The first novel in D.M. Cornish's fantasy series, Monster Blood Tattoo: Foundling, is reviewed in "The Guardian" this week by Philip Ardagh. He is pretty impressed by the work, though he has some quibbles: "What slowed this reader down most of all, though, was Cornish's habit of quoting speech in the vernacular. The story is littered with dialogue of the 'it'll be trouble to 'im all 'is life if 'e don't get shrewder and tougher, just mark me' variety, and the first 40 pages are extremely heavy going. Thereafter, things get better as characters bed in and the action picks up pace...Stripped to its bare essentials, book one of Monster Blood Tattoo is a strangely plausible human story with some interesting characters and a wide-open ending hinting at more. But then, there has to be more to justify even a third of the background information. Foundling promises much."
Arabella Edge's novel, The God of Spring (aka The Raft), has been reviewed by Ron Charles in "The Washington Post": In her second novel, The God of Spring, British author Arabella Edge tells the engrossing story of how GĂ©ricault produced this painting ["Raft of the Medusa"], one of the most famous of the 19th century. Though she stays close to the survivor's testimonies and other contemporary histories, Edge wears her scholarship graciously; she has trimmed the record, streamlined the complex political context and taken a few liberties with the chronology to produce a gripping novel of artistic obsession."
Shameless, a New Zealander living in France, has a look at J.M. Coetzee's Slow Man, from a year or so back, and a pretty interesting point is made right up front: "I believe that someone like J.M. Coetzee has earned a kind of carte blanche when it comes to his writing, especially after winning the Nobel prize for literature. Being established, he can afford to take risks and play around with the whole notion of what we expect from a novel. Other lesser-known writers wouldn't have this luxury...Slow Man is a perfect example of a novel that starts out as a cosy blanket, but then quickly shakes the reader out of bed! Coetzee is playing. I believe he deliberately wanted to sound the alarm clocks at dawn, regardless of how we all react!"
Carole Wilkinson's young adult novel, Dragonkeeper: Garden of the Purple Dragon has been published in the UK and Amanda Craig reviews it in "The Times", and is quite taken with it: "Carole Wilkinson's Dragonkeeper series, about a Chinese girl's attempts to protect the last Imperial dragon, is one of the best adventures anyone over 9 could find...The author's feeling for the Chinese landscape and culture is particularly interesting, given that she is an Englishwoman living in Australia. As Lian Hearn captured the essence of medieval Japan, so Wilkinson conjures a convincing landscape, both cultivated and wild." She also thinks Hollywood should be queuing up for this type of novel.

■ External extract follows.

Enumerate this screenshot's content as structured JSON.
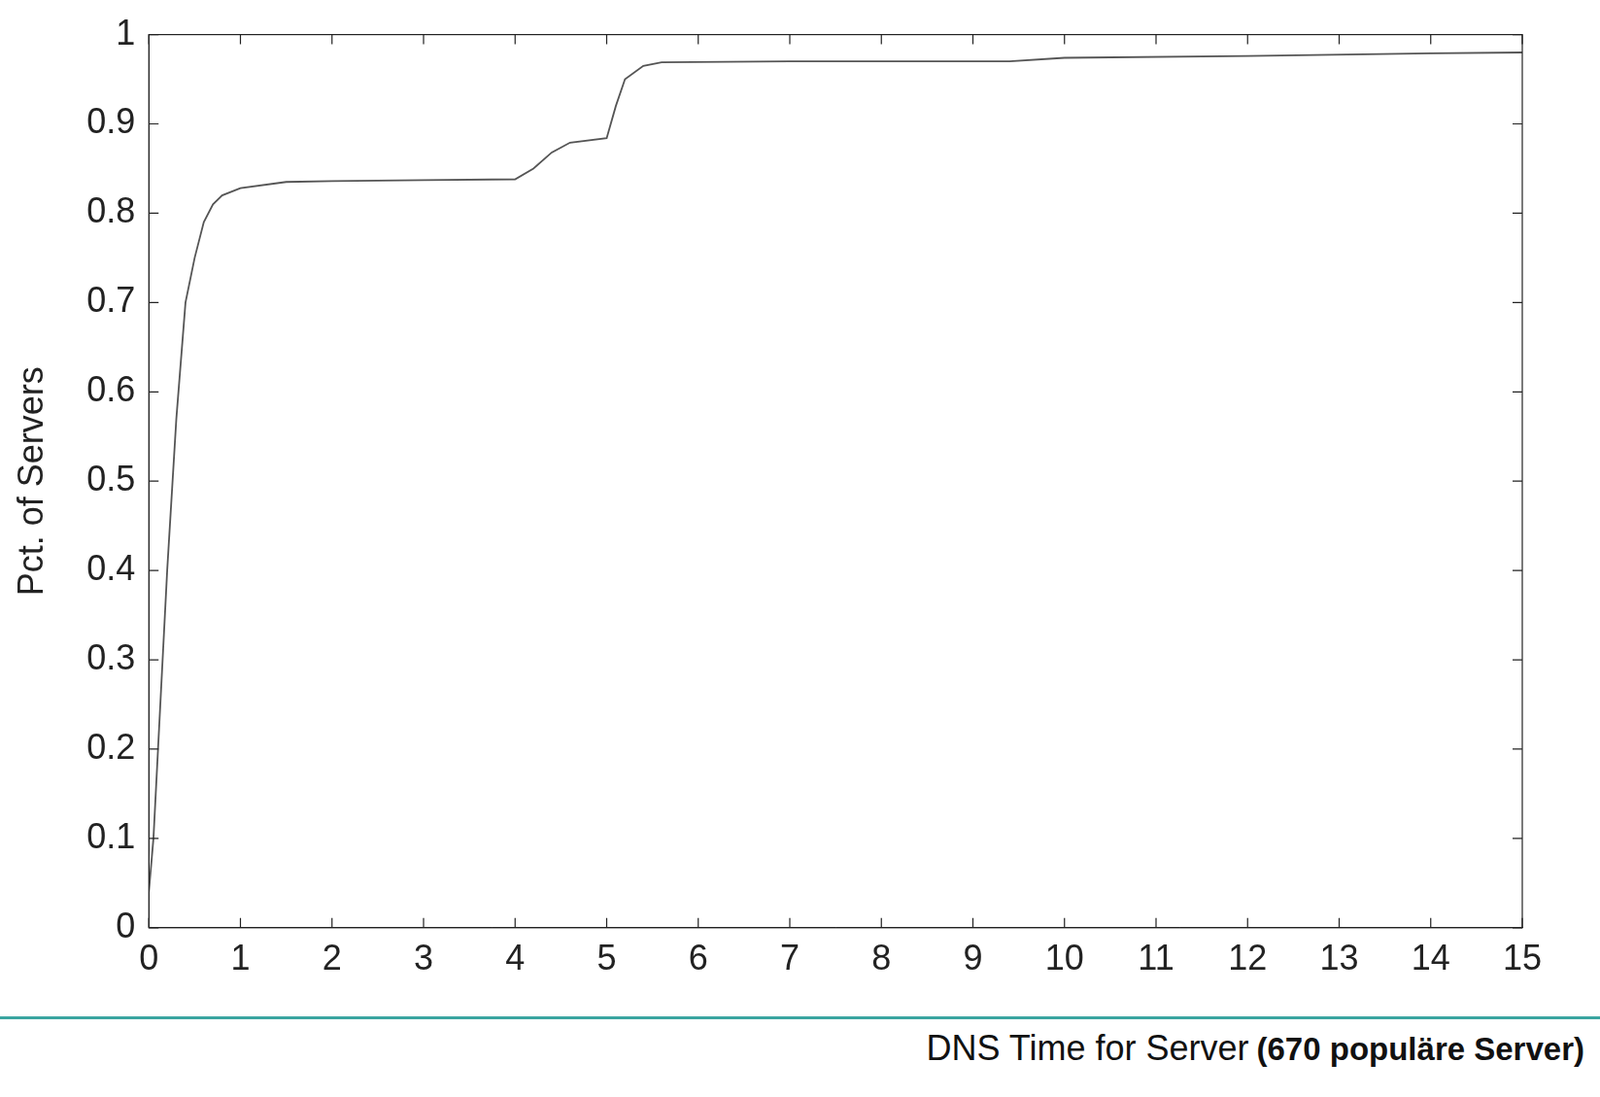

Karen Chisholm thinks that the latest novel from Garry Disher, Chain of Evidence, is his best yet, which certainly bodes well. "There is a deftness in the drawing of the two separate plots, and the characters that gave this book a real focus and tension...Chain of Evidence flags a strong shift of focus from a series concentrating on Hal Challis, with a touch of Ellen Destry on the side, to a combined focus as both characters take centre stage, albeit in different investigations and in different states. This bodes very well for the ongoing development of this series." Which strikes me as one of the most diverse entries I've compiled in this series: young adult, literary, crime, and a novel by a Nobel Prize winner. There must be something there you'd like.